Broadcom Drives Gigabit Broadband with G.fast Vector Processor
Broadcom announced the production release of G.fast 212 MHz system-level vector processor, BCM65550, which enables gigabit broadband services to be delivered to high-density residential sites. Telecom operators can now deploy fiber to these locations and leverage the existing installed copper lines for the final gigabit speed connection.
G.fast provides fiber-equivalent speeds over legacy copper wiring which avoids the expensive cable pulls and complex rights of way.

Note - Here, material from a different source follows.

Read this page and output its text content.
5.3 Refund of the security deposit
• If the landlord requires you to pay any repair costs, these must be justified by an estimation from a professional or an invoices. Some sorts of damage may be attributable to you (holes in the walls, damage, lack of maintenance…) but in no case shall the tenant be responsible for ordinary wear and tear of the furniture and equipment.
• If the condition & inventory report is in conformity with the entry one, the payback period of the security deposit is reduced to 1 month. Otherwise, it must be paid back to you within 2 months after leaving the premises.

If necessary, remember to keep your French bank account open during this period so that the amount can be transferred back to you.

Existing G.fast solutions address lower density installations, but with the BCM65550, operators can now support up to 192 lines of vectored 212MHz G.fast for high-density residential sites.
The device builds upon Broadcom’s market-proven G.fast modem and embedded vectoring solution, the BCM65400, now supporting production G.fast deployments across the globe. Vectoring, or crosstalk cancellation, requires extensive compute resources, and the BCM65550 delivers this without compromise. Crosstalk is canceled across all lines with extreme resolution, achieving nearly identical performance to ideal, crosstalk-free environments.
The Key Features of the BCM65550 Vector Processor
- Crosstalk cancellation solutions for up to 192 twisted-pair copper ports
- Hybrid Vectoring to support the parallel operation of G.fast and VDSL on a single device
- Proxy Vectoring to offer seamless support for new G.fast cards introduced into a legacy VDSL system
Availability
The BCM65550 has been released for mass production.